When I was young, I loved living in the country; now that I am elderlying along, I find mostly I like mid-sized city life, though my wife and I need to get out to the Redwoods or the mountains every few weeks.

And you say, "It isn't as though I'm a complete hick."

But maybe a complete hicksite;-) LOL


Hystery said...

Thanks, Daniel. You know of what I speak. There's just something about a country church and a country village that can't be replicated in a city. Not to say that there's anything ideal about the country. The country has its own viciousness, doesn't it?

Tom Smith said...

As usual, Hystery, you "speak my mind" on many things. I appreciate your comments. Cat also "speaks to my condition." See how easy it is to get caught up in jargon even though the meaning behind the words is very sincere.
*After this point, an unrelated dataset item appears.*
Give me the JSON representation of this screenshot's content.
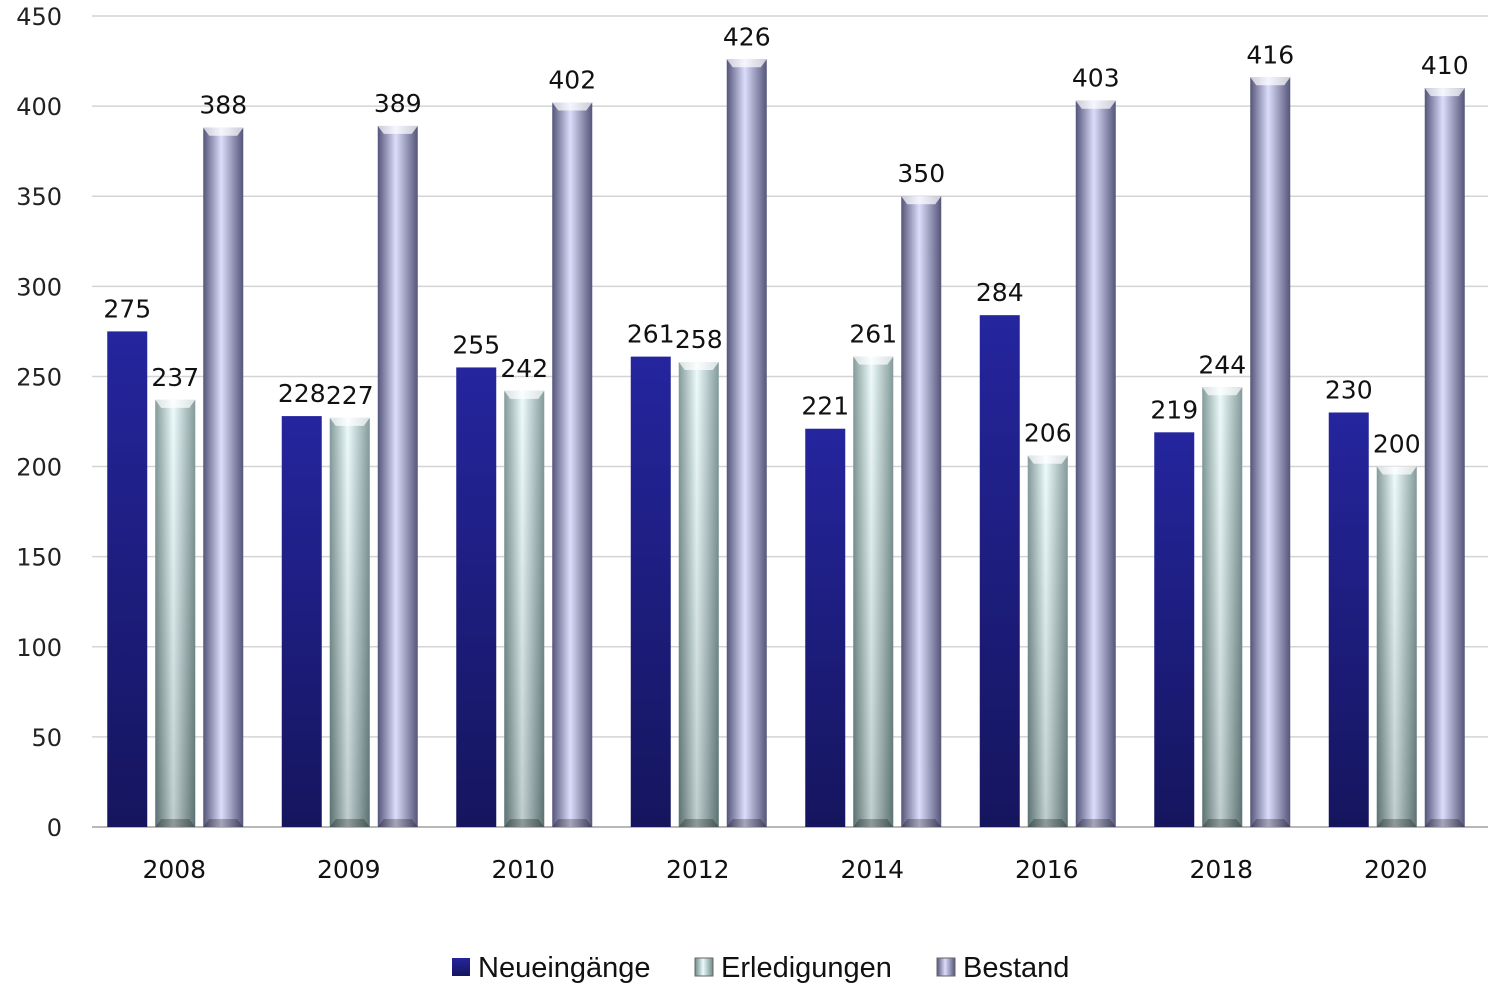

Coming from a "country" meeting that seemed much too isolated by familiarity to a "city" meeting that seems too insulated by sociability, I still feel out of place. I still prefer one-on-one discussions of meaningful ideas. As an INTJ I never feel so alone as in a large crowd and never feel as sociable in a one-on-one conversation.

Priscilla said...

I love the Star Trek next to semiotics. Now that's my kind of blogger! Keep writing--wherever you reside. :-)

fdmillar said...

Dear Hystery: I know what you mean. While attending Iowa YM this summer, at one breakfast the men talked for an hour about tractors they had known. It all seemed perfectly natural and the details were important. Which model, which year, how old was he then? In my down East days it would have been fishing boats. Our Montreal meeting is big-city but small enough that personal stories and searching questions are very much part of our fellowship. Maybe we are lucky?